Ari menilai Jokowi tidak layak untuk disalahkan, apalagi faktanya di era Jokowi, titik-titik banjir berkurang dibandingkan dengan gubernur sebelumnya. Secara faktual juga, masyarakat yang tinggal di bantaran Kali Ciliwung sudah semakin menyadari kalau banjir yang rutin datang adalah musibah yang bersama.
"Melihat kesungguhan bekerja yang ditunjukkan Jokowi-Ahok semestinya dipahami oleh politisi sekelas Ruhut. Mungkin Ruhut lupa atau pura-pura lupa dengan prestasi Foke selama ini yang tidak layak untuk dikenang?" tandas Ari Junaedi (Selasa, 14/1).
Ari kemudian merujuk data yang diungkapkan Kepala Bidang Pencegahan dan Kesiapsiagaan Badan Penanggulangan Bencana Daerah (BPBD) DKI Danang Susanto bahwa jumlah titik banjir di Jakarta saat ini ada 35. Jumlah ini menurun dibanding pada masa pemerintahan Gubernur DKI Jakarta Fauzi Bowo alias Foke, dimana titik banjir di jaman Foke awalnya 78, terus ada Banjir Kanal Timur turun menjadi 62. Zaman Jokowi turun lagi jadi 45 dan sekarang sudah 35 titik.
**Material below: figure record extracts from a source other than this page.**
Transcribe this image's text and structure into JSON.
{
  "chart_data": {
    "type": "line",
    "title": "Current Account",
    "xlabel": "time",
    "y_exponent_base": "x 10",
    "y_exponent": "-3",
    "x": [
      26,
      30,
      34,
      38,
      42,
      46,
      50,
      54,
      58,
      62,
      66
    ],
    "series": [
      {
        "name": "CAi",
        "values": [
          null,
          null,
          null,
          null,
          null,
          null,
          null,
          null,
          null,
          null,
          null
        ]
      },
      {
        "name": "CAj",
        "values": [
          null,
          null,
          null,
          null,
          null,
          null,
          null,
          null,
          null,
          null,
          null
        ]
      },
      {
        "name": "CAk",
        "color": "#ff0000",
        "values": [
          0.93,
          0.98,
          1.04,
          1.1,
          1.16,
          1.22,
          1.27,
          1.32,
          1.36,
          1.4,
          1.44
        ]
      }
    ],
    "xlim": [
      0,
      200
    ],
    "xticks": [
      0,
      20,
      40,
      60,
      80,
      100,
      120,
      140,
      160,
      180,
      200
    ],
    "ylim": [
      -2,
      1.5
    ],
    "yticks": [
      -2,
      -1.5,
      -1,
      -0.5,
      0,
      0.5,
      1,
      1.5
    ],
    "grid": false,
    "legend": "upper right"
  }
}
Menurut pengajar Program S2 dan S1 UI ini, pejabat semacam Jokowi-Ahok semestinya harus didukung bukan malah dihujat. Terlihat jelas kesungguhan dan konsistensi Jokowi dalam memperjuangkan warga Ibukota. Dan membebaskan banjir di Ibukota tidak semudah membalikkan tangan, sebab membebaskan banjir berarti memindahkan warga dari daerah rawan banjir. Memindahkan tempat tinggal berarti menyediakan rumah susun, dan membangun rumah susun berarti membebaskan lahan.
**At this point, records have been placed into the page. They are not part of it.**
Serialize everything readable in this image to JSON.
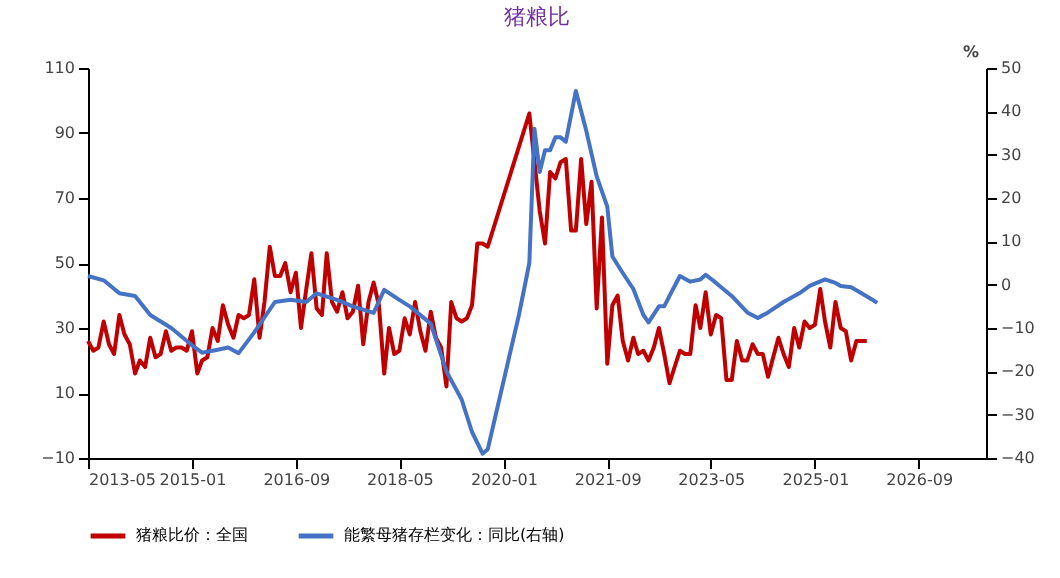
{
  "chart_data": {
    "type": "line",
    "title": "猪粮比",
    "y2label": "%",
    "legend": "bottom",
    "xlim": [
      "2013-05",
      "2027-10"
    ],
    "xticks": [
      "2013-05",
      "2015-01",
      "2016-09",
      "2018-05",
      "2020-01",
      "2021-09",
      "2023-05",
      "2025-01",
      "2026-09"
    ],
    "ylim": [
      -10,
      110
    ],
    "yticks": [
      -10,
      10,
      30,
      50,
      70,
      90,
      110
    ],
    "y2lim": [
      -40,
      50
    ],
    "y2ticks": [
      -40,
      -30,
      -20,
      -10,
      0,
      10,
      20,
      30,
      40,
      50
    ],
    "series": [
      {
        "name": "猪粮比价：全国",
        "color": "#c00000",
        "x": [
          "2013-05",
          "2013-06",
          "2013-07",
          "2013-08",
          "2013-09",
          "2013-10",
          "2013-11",
          "2013-12",
          "2014-01",
          "2014-02",
          "2014-03",
          "2014-04",
          "2014-05",
          "2014-06",
          "2014-07",
          "2014-08",
          "2014-09",
          "2014-10",
          "2014-11",
          "2014-12",
          "2015-01",
          "2015-02",
          "2015-03",
          "2015-04",
          "2015-05",
          "2015-06",
          "2015-07",
          "2015-08",
          "2015-09",
          "2015-10",
          "2015-11",
          "2015-12",
          "2016-01",
          "2016-02",
          "2016-03",
          "2016-04",
          "2016-05",
          "2016-06",
          "2016-07",
          "2016-08",
          "2016-09",
          "2016-10",
          "2016-11",
          "2016-12",
          "2017-01",
          "2017-02",
          "2017-03",
          "2017-04",
          "2017-05",
          "2017-06",
          "2017-07",
          "2017-08",
          "2017-09",
          "2017-10",
          "2017-11",
          "2017-12",
          "2018-01",
          "2018-02",
          "2018-03",
          "2018-04",
          "2018-05",
          "2018-06",
          "2018-07",
          "2018-08",
          "2018-09",
          "2018-10",
          "2018-11",
          "2018-12",
          "2019-01",
          "2019-02",
          "2019-03",
          "2019-04",
          "2019-05",
          "2019-06",
          "2019-07",
          "2019-08",
          "2019-09",
          "2019-10",
          "2020-06",
          "2020-08",
          "2020-09",
          "2020-10",
          "2020-11",
          "2020-12",
          "2021-01",
          "2021-02",
          "2021-03",
          "2021-04",
          "2021-05",
          "2021-06",
          "2021-07",
          "2021-08",
          "2021-09",
          "2021-10",
          "2021-11",
          "2021-12",
          "2022-01",
          "2022-02",
          "2022-03",
          "2022-04",
          "2022-05",
          "2022-06",
          "2022-07",
          "2022-08",
          "2022-09",
          "2022-10",
          "2022-11",
          "2022-12",
          "2023-01",
          "2023-02",
          "2023-03",
          "2023-04",
          "2023-05",
          "2023-06",
          "2023-07",
          "2023-08",
          "2023-09",
          "2023-10",
          "2023-11",
          "2023-12",
          "2024-01",
          "2024-02",
          "2024-03",
          "2024-04",
          "2024-05",
          "2024-06",
          "2024-07",
          "2024-08",
          "2024-09",
          "2024-10",
          "2024-11",
          "2024-12",
          "2025-01",
          "2025-02",
          "2025-03",
          "2025-04",
          "2025-05",
          "2025-06",
          "2025-07",
          "2025-08",
          "2025-09",
          "2025-11"
        ],
        "values": [
          26,
          23,
          24,
          32,
          25,
          22,
          34,
          28,
          25,
          16,
          20,
          18,
          27,
          21,
          22,
          29,
          23,
          24,
          24,
          23,
          29,
          16,
          20,
          21,
          30,
          26,
          37,
          31,
          27,
          34,
          33,
          34,
          45,
          27,
          38,
          55,
          46,
          46,
          50,
          41,
          47,
          30,
          42,
          53,
          36,
          34,
          53,
          38,
          35,
          41,
          33,
          35,
          43,
          25,
          38,
          44,
          37,
          16,
          30,
          22,
          23,
          33,
          28,
          38,
          29,
          23,
          35,
          27,
          24,
          12,
          38,
          33,
          32,
          33,
          37,
          56,
          56,
          55,
          96,
          66,
          56,
          78,
          76,
          81,
          82,
          60,
          60,
          82,
          62,
          75,
          36,
          64,
          19,
          37,
          40,
          26,
          20,
          27,
          22,
          23,
          20,
          24,
          30,
          22,
          13,
          18,
          23,
          22,
          22,
          37,
          30,
          41,
          28,
          34,
          33,
          14,
          14,
          26,
          20,
          20,
          25,
          22,
          22,
          15,
          21,
          27,
          22,
          18,
          30,
          24,
          32,
          30,
          31,
          42,
          32,
          24,
          38,
          30,
          29,
          20,
          26,
          26
        ]
      },
      {
        "name": "能繁母猪存栏变化：同比(右轴)",
        "color": "#4472c4",
        "axis": "y2",
        "x": [
          "2013-05",
          "2013-08",
          "2013-11",
          "2014-02",
          "2014-05",
          "2014-09",
          "2015-01",
          "2015-03",
          "2015-06",
          "2015-08",
          "2015-10",
          "2016-01",
          "2016-05",
          "2016-08",
          "2016-11",
          "2017-01",
          "2017-05",
          "2017-08",
          "2017-12",
          "2018-02",
          "2018-05",
          "2018-07",
          "2018-11",
          "2019-02",
          "2019-05",
          "2019-07",
          "2019-09",
          "2019-10",
          "2020-04",
          "2020-06",
          "2020-07",
          "2020-08",
          "2020-09",
          "2020-10",
          "2020-11",
          "2020-12",
          "2021-01",
          "2021-03",
          "2021-05",
          "2021-07",
          "2021-09",
          "2021-10",
          "2021-12",
          "2022-02",
          "2022-04",
          "2022-05",
          "2022-07",
          "2022-08",
          "2022-09",
          "2022-11",
          "2023-01",
          "2023-03",
          "2023-04",
          "2023-06",
          "2023-09",
          "2023-12",
          "2024-02",
          "2024-04",
          "2024-07",
          "2024-10",
          "2024-12",
          "2025-03",
          "2025-05",
          "2025-06",
          "2025-08",
          "2025-10",
          "2025-12",
          "2026-01"
        ],
        "values": [
          2,
          1,
          -2,
          -2.6,
          -7,
          -10,
          -14,
          -15.7,
          -15,
          -14.5,
          -15.8,
          -11,
          -4,
          -3.5,
          -4,
          -2,
          -3.5,
          -5,
          -6.5,
          -1.2,
          -3.5,
          -5,
          -9,
          -20,
          -26.5,
          -34,
          -39,
          -38,
          -7,
          5,
          36,
          26,
          31,
          31,
          34,
          34,
          33,
          44.7,
          35.5,
          25,
          18,
          6.5,
          2.7,
          -1,
          -7,
          -8.7,
          -5,
          -5,
          -2.6,
          2,
          0.7,
          1.2,
          2.3,
          0.4,
          -2.6,
          -6.4,
          -7.7,
          -6.4,
          -4,
          -2,
          -0.3,
          1.2,
          0.4,
          -0.3,
          -0.6,
          -2,
          -3.4,
          -4.2
        ]
      }
    ]
  }
}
"Semuanya butuh waktu. Andaikan Jakarta dipimpin 1.000 orang seperti Ruhut pun, banjir di Jakarta tidak akan bisa diatasi. Beri waktu Jokowi-Ahok untuk membenahi Jakarta yang selama ini kadung acak-acakkan di era pemerintahan sebelum Jokowi," demikian Ari Junaedi.